L'histoire :
10 ans après la déflagration qu’a représentée l’attentat contre Charlie Hebdo et l’assassinat des dessinateurs parmi les meilleurs de la profession, le caricaturiste Aurel se représente plus que jamais comme un funambule marchant sur un fil. L’équilibre à maintenir est si précaire… Il a conscience et lance l’alerte : le dessin de presse (et plus globalement l’humour d’actualité au sens large) se meurt. Le massacre infâme des frères Kouachi n’a été qu’un facteur aggravant qui accélère la sénescence de son métier. En premier lieu, la presse écrite va mal, les ventes de « journaux papier » sont en chute libre. Moins de ventes = moins de revenus = les rédactions se retrouvent en quête d’économie. Les premiers à pâtir de ces réductions de lignes comptables est forcément ceux qui, par leur approche sardonique et irrévérencieuse peuvent susciter des « vagues » (donc des procès et des coûts, ou de mauvaises publicités). L’époque voit d’un côté une poussée de fièvre illibérale, et de l’autre une société de plus en plus chatouilleuse sur tout un tas de sujets. Aurel se sent désormais pris dans un étau, qui se referme inexorablement sur sa profession. De fait, la plupart des dessinateurs/trices se découragent de leur propre chef, ce qui arrange bien les rédac’chefs, qui limitent leurs soucis tout en continuant de manière hypocrite de dire tout le bien qu’ils pensent du dessin de presse avec des sanglots dans la voix…

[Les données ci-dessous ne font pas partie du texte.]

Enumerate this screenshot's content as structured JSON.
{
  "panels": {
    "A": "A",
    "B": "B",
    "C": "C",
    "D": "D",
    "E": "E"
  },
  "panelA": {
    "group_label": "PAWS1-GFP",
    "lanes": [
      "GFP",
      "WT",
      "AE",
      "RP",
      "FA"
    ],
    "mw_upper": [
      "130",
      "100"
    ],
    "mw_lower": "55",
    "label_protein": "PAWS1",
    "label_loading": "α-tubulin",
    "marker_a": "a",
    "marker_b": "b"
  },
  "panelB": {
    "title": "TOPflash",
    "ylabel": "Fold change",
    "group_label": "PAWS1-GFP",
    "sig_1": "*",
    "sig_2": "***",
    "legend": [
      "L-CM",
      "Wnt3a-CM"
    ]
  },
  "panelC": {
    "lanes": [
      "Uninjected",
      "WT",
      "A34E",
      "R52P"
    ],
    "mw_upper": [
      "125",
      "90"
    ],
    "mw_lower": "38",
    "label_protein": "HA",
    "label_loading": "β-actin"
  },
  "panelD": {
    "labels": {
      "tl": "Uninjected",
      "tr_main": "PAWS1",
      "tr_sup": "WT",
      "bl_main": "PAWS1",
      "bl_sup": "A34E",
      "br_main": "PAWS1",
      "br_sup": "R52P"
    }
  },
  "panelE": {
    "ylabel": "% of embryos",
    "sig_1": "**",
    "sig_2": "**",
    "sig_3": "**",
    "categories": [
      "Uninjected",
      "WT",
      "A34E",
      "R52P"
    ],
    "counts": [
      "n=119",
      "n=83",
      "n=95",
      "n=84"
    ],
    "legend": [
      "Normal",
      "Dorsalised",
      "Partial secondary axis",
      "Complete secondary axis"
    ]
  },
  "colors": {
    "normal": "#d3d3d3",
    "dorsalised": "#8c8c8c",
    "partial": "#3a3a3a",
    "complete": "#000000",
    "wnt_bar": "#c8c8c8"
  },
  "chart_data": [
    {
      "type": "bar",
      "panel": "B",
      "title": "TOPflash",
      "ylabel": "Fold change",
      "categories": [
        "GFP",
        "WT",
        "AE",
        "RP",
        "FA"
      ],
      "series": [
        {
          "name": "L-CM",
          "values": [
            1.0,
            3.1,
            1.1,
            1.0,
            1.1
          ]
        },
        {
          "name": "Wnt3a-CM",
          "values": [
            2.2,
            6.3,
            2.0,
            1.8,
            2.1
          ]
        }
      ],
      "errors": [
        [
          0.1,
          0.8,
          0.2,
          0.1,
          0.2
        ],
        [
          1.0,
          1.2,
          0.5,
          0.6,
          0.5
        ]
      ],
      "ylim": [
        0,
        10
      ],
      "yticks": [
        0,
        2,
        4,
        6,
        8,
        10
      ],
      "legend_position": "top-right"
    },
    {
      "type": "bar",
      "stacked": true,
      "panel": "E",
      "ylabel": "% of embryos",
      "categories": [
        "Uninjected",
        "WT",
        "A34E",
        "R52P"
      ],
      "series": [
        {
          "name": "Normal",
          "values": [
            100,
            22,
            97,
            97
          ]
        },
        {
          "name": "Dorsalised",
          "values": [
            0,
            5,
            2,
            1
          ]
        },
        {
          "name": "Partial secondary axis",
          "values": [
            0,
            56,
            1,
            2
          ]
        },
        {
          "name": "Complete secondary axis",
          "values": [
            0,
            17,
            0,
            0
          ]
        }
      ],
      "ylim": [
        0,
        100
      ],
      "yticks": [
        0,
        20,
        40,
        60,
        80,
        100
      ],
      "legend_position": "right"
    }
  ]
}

Ce qu'on en pense sur la planète BD :
Bien que réalisé au travers d'une bande dessinée, ce fascicule signé Aurel se situe en marge de la production « régulière » de BD. Le dessinateur de presse partage ici à « voix » haute et à grand renfort de dessins le mettant lui-même en scène en proie à des éléments symboliques (le fil du funambule, l’étau géant, le puits sans fond, le déguisement de putois…) pour caractériser sa profession qu’il estime en danger. Aurel lance ici un cri d’alerte sur l’affaiblissement du nombre de contrats pour des dessins de presse, qu’il attribue à tout un tas de facteurs concomitant. Primo, les attentats contre Charlie engendrent une autocensure naturelle, des rédactions ou des dessinateurs eux-mêmes. Deuxio, la presse est en crise. Tertio, la crise de la presse arrange bien les rédactions qui rognent sur l’achat de dessins de presse, tout en continuant hypocritement à en vanter la nécessité. Quatro, la période illibérale, les wokistes, les néo-réac, les néo-moralistes et l’opinion publique de plus en plus fracturée et diversement radicale autour de tout un tas de sujets de société à la mode, font qu’on ne peut plus se moquer de tout sans passer pour un féminazi, un antisémite, un raciste, un homophobe… Aurel a sans aucun doute raison de tirer la sonnette d’alarme. Dans son analyse, il oublie cependant la concurrence féroce des réseaux sociaux, l’immédiateté des mèmes qui, bien que moins talentueux et souvent bas-du-front, se propagent plus vite qu’il ne faut de temps pour penser et exécuter un dessin pamphlétaire, pour être aussitôt remplacé par le suivant. Triste époque.